Charity exposes myths about men, drink and sexual attraction and explains why going dry in January may improve their chances
By
WebMD UK Health News
Medically Reviewed by Dr Keith David Barnard
69x75_hospital_admissions_alcohol_rise

17th December 2012 - A third of men think they are more attractive to the opposite sex after drinking alcohol but women didn't necessarily agree. In a survey of 4,000 adults by Cancer Research UK only 13% of women thought their partner more appealing after a drink and two in five (42%) said they hated it when their other halves were drunk.

The survey was commissioned by Cancer Research UK to mark its new fundraising campaign, Dryathlon, where people raise money in January by keeping off the booze which, according to the survey, may also improve their chances with the opposite sex.

Alcohol misconceptions

One in five men believe they are better in bed after a boozy night, while almost half (43 per cent) claim to be wittier after a few drinks.

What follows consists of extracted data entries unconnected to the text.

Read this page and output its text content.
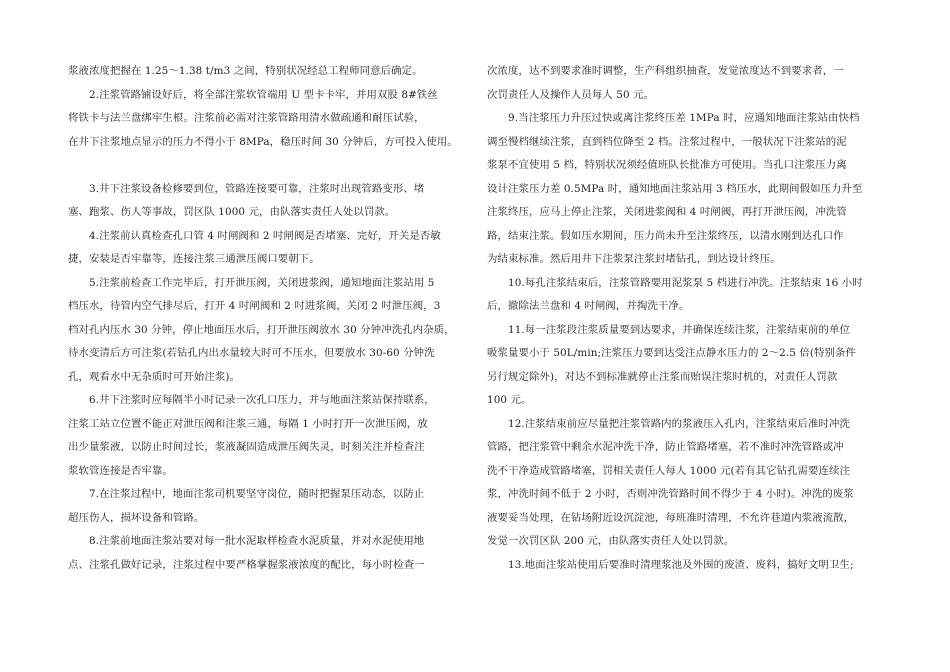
浆液浓度把握在 1.25～1.38 t/m3 之间，特别状况经总工程师同意后确定。
　　2.注浆管路铺设好后，将全部注浆软管端用 U 型卡卡牢，并用双股 8#铁丝
将铁卡与法兰盘绑牢生根。注浆前必需对注浆管路用清水做疏通和耐压试验，
在井下注浆地点显示的压力不得小于 8MPa，稳压时间 30 分钟后，方可投入使用。
　　3.井下注浆设备检修要到位，管路连接要可靠，注浆时出现管路变形、堵
塞、跑浆、伤人等事故，罚区队 1000 元，由队落实责任人处以罚款。
　　4.注浆前认真检查孔口管 4 吋闸阀和 2 吋闸阀是否堵塞、完好，开关是否敏
捷，安装是否牢靠等，连接注浆三通泄压阀口要朝下。
　　5.注浆前检查工作完毕后，打开泄压阀，关闭进浆阀，通知地面注浆站用 5
档压水，待管内空气排尽后，打开 4 吋闸阀和 2 吋进浆阀，关闭 2 吋泄压阀，3
档对孔内压水 30 分钟，停止地面压水后，打开泄压阀放水 30 分钟冲洗孔内杂质，
待水变清后方可注浆(若钻孔内出水量较大时可不压水，但要放水 30-60 分钟洗
孔，观看水中无杂质时可开始注浆)。
　　6.井下注浆时应每隔半小时记录一次孔口压力，并与地面注浆站保持联系，
注浆工站立位置不能正对泄压阀和注浆三通，每隔 1 小时打开一次泄压阀，放
出少量浆液，以防止时间过长，浆液凝固造成泄压阀失灵，时刻关注并检查注
浆软管连接是否牢靠。
　　7.在注浆过程中，地面注浆司机要坚守岗位，随时把握泵压动态，以防止
超压伤人，损坏设备和管路。
　　8.注浆前地面注浆站要对每一批水泥取样检查水泥质量，并对水泥使用地
点、注浆孔做好记录，注浆过程中要严格掌握浆液浓度的配比，每小时检查一
次浓度，达不到要求准时调整，生产科组织抽查，发觉浓度达不到要求者，一
次罚责任人及操作人员每人 50 元。
　　9.当注浆压力升压过快或离注浆终压差 1MPa 时，应通知地面注浆站由快档
调至慢档继续注浆，直到档位降至 2 档。注浆过程中，一般状况下注浆站的泥
浆泵不宜使用 5 档，特别状况须经值班队长批准方可使用。当孔口注浆压力离
设计注浆压力差 0.5MPa 时，通知地面注浆站用 3 档压水，此期间假如压力升至
注浆终压，应马上停止注浆，关闭进浆阀和 4 吋闸阀，再打开泄压阀，冲洗管
路，结束注浆。假如压水期间，压力尚未升至注浆终压，以清水刚到达孔口作
为结束标准。然后用井下注浆泵注浆封堵钻孔，到达设计终压。
　　10.每孔注浆结束后，注浆管路要用泥浆泵 5 档进行冲洗。注浆结束 16 小时
后，撤除法兰盘和 4 吋闸阀，并掏洗干净。
　　11.每一注浆段注浆质量要到达要求，并确保连续注浆，注浆结束前的单位
吸浆量要小于 50L/min;注浆压力要到达受注点静水压力的 2～2.5 倍(特别条件
另行规定除外)，对达不到标准就停止注浆而贻误注浆时机的，对责任人罚款
100 元。
　　12.注浆结束前应尽量把注浆管路内的浆液压入孔内，注浆结束后准时冲洗
管路，把注浆管中剩余水泥冲洗干净，防止管路堵塞，若不准时冲洗管路或冲
洗不干净造成管路堵塞，罚相关责任人每人 1000 元(若有其它钻孔需要连续注
浆，冲洗时间不低于 2 小时，否则冲洗管路时间不得少于 4 小时)。冲洗的废浆
液要妥当处理，在钻场附近设沉淀池，每班准时清理，不允许巷道内浆液流散，
发觉一次罚区队 200 元，由队落实责任人处以罚款。
　　13.地面注浆站使用后要准时清理浆池及外围的废渣、废料，搞好文明卫生;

However, two in five women (42%) didn't think alcohol boosts their partner's performance in bed and nearly a third of females (30%) feel their partner is not funnier when drunk.

Two in five men (40%) believe they are better dancers after drinking but more than a third of women (37%) said alcohol does nothing to boost a man's moves on the dance floor.

The poll found almost a third (31%) of men thought they were more likely to attract a partner after a drink although more than a quarter of men (28%) admitted to making calls or texts when drunk which they later regretted.

Dryathlon

Ed Aspel, from Cancer Research says in a press release: "We wanted to explore some of the myths we thought men held on to about how they appeared to the opposite sex after a drink or two."

The survey suggests there are a number of reasons to stay off the booze but as an added incentive Cancer Research UK is launching Dryathlon to encourage drinkers to give up alcohol throughout January and raise funds for the charity at the same time. People can either donate the cost of their drinks, get sponsored or maybe challenge a friend to see who can keep off alcohol the longest.

"The fact that 42% of all women hate it when their partners are drunk is a pretty good incentive to give Dryathlon a go and stay off the booze for a month. Not only might they have more luck with the ladies, they can do it in the knowledge that they’re raising money for a good cause at the same time," says Ed Aspel.

The charity's Dryathlon website page includes an easy to use sliding calculator which quickly shows how much cash you're spending on drink and how many calories you’re ingesting.